WP Bailey Lemmas (Elliptic, multivariable)

After many many years, Michael Schlosser and I wrote another joint paper. We first collaborated in 1995-96 when both of us were Ph.D. students or shortly thereafter. Our joint work was part of his thesis, and published in Constructive Approximation. This time around, I was his post-doc in Vienna from Feb 1, 2016 to Feb 28, 2017.

The picture was taken in Strobl, a favorite place for small meetings and conferences for Krattenthaler's group in the University of Vienna.

In this paper, we give multivariable extensions (over root systems) of the elliptic well-poised (WP) Bailey Transform and Lemma. In the classical (i.e. dimension = 1) case, this work was done by Spiridonov, who in turn extended the work of Andrews and Bailey. It is Andrews' exposition which we found very useful while finding generalizations. We used  previous $q$-Dougall summations due to Rosengren, and Rosengren and Schlosser, and found a few of our own along with some new elliptic Bailey $_{10}\phi_9$ transformation formulas, extending some fundamental formulas given in the classical case by Frenkel and Turaev in 1997. Along the way, we discovered a nice trick to generalize the theorem of my advisor, Steve Milne, that  I had named "Fundamental Theorem of $U(n)$ series" in my thesis.

Hopefully, there will be many more collaborative ventures in the near future.

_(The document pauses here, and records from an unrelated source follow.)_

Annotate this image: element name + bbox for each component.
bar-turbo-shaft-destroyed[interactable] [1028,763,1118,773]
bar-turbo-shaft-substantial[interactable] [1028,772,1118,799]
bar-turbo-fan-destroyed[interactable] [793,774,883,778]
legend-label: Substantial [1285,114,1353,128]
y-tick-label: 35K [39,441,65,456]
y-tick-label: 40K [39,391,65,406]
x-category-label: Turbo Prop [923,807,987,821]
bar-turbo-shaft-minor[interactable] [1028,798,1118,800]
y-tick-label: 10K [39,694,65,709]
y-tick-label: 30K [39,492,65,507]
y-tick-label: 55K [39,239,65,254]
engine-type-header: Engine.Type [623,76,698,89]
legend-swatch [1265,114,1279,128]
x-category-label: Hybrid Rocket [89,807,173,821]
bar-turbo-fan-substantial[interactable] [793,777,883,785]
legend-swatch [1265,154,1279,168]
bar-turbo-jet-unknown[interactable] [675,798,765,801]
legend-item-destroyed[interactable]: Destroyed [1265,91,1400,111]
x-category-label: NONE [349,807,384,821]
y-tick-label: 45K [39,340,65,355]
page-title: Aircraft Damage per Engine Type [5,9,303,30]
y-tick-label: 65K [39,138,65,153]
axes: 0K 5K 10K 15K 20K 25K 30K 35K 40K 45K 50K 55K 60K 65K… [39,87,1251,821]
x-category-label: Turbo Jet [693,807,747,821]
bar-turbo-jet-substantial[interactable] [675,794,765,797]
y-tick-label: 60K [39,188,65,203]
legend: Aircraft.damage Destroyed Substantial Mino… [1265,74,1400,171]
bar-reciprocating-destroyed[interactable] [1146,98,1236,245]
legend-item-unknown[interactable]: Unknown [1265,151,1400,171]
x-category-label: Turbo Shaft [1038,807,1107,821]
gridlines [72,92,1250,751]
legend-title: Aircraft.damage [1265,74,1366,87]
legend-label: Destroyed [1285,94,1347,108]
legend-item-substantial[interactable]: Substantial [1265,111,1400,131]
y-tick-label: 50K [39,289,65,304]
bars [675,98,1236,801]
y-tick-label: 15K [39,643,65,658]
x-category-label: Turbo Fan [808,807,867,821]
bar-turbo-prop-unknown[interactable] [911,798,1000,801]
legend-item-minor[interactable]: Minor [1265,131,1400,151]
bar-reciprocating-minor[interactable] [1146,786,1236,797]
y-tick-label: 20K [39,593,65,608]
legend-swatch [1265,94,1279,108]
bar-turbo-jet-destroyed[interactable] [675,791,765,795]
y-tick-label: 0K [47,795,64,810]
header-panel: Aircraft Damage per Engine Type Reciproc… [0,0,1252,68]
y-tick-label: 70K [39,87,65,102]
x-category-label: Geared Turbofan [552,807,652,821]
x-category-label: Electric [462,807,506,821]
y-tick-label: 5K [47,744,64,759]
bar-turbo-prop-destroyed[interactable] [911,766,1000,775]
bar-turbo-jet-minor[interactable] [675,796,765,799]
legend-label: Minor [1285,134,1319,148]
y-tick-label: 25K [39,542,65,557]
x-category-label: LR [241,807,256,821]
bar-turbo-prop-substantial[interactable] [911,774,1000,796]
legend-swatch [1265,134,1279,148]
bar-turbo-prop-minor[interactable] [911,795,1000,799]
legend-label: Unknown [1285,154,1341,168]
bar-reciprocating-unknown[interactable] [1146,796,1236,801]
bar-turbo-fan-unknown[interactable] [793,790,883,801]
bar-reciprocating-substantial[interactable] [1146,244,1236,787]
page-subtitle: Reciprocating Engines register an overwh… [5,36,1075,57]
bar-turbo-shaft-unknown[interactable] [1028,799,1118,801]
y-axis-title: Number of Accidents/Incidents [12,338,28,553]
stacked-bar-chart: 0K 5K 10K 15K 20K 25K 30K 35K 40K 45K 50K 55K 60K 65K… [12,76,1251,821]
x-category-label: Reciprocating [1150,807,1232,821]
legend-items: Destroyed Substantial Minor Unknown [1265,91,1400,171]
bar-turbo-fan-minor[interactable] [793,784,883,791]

Update (Mar 22, 2018): The paper has been published. Here is the reference and Link:
G. Bhatnagar and  M.J. Schlosser, Elliptic well-poised Bailey transforms and lemmas on root systems, SIGMA, 14 (2018), 025, 44pp.

Spiral Determinants

We consider Spiral Determinants of the kind
$$\text{det}\left(
\begin{matrix}
{16}&{15}&{14}&{13}\\
{5}&{4}&{3}&{12}\\
{6}&1&{2}&{11}\\
{7}&{8}&{9}&{10}
\end{matrix}
\right)
$$
and
$$\text{det}
\left(
\begin{matrix}
{17}&{16}&{15}&{14}&{13}\\
{18}&{5}&{4}&{3}&{12}\\
{19}&{6}&1&{2}&{11}\\
{20}&{7}&{8}&{9}&{10}\\
{21}&{22}&{23}&{24}&{25}
\end{matrix}
\right)
$$

where the entries spiral out from the center. Christian Krattenthaler, who is one of the greatest experts on determinants, tells the story of how he came across such determinants and how he went about discovering the formulas for such determinants. The preprint is available on arxiv.

I have wanted to work with Christian ever since my Ph.D. days, when I tried to generalize a matrix inversion due to him. Finally, we have a joint paper. This also means that my Erdos number has come down from 4 to 3.

The picture above is from Christian's course on "Bijections" which I had an opportunity to attend in the University of Vienna during the period October 2016 to January 2017.

Update: April 26, 2017  The paper has been accepted and will appear in Linear Algebra and its Applications. Here is a preprint on arxiv.
Update: May 10, 2017. The paper is published online. The reference is:
G. Bhatnagar and C. Krattenthaler, Spiral Determinants, Linear Algebra Appl., 529 (2017) 374-390.
Here is a link to the publisher's site: https://www.sciencedirect.com/science/article/pii/S0024379517302719

Analogues of a Fibonacci-Lucas Identity

Recently, in 2014, Sury published a Fibonacci-Lucas  identity in the Monthly. It turned out that the identity had appeared earlier (as Identity 236 in Benjamin and Quinn's book: Proofs that count: The art of combinatorial proof). When I tried to prove it using my usual telescoping method, I found its connection with one of the oldest Fibonacci identities due to Lucas in 1876. I also found many generalizations and analogous identities for other Fibonacci type sequences and polynomials. This  small paper has been accepted in the Fibonacci Quarterly.

Here is a link to a preprint: Analogues of a Fibonacci-Lucas Identity

Update: Its has appeared. The ref is: Analogues of a Fibonacci-Lucas identity, Fibonacci Quart., 54 (no. 2),  166-171,  (2016)

I use the approach of my earlier paper on Telescoping: In praise of an elementary identity of Euler.

I am pleased, because I have thought of getting a paper in the Fibonacci Quarterly since I was in high school, and feel lucky I found something they found acceptable!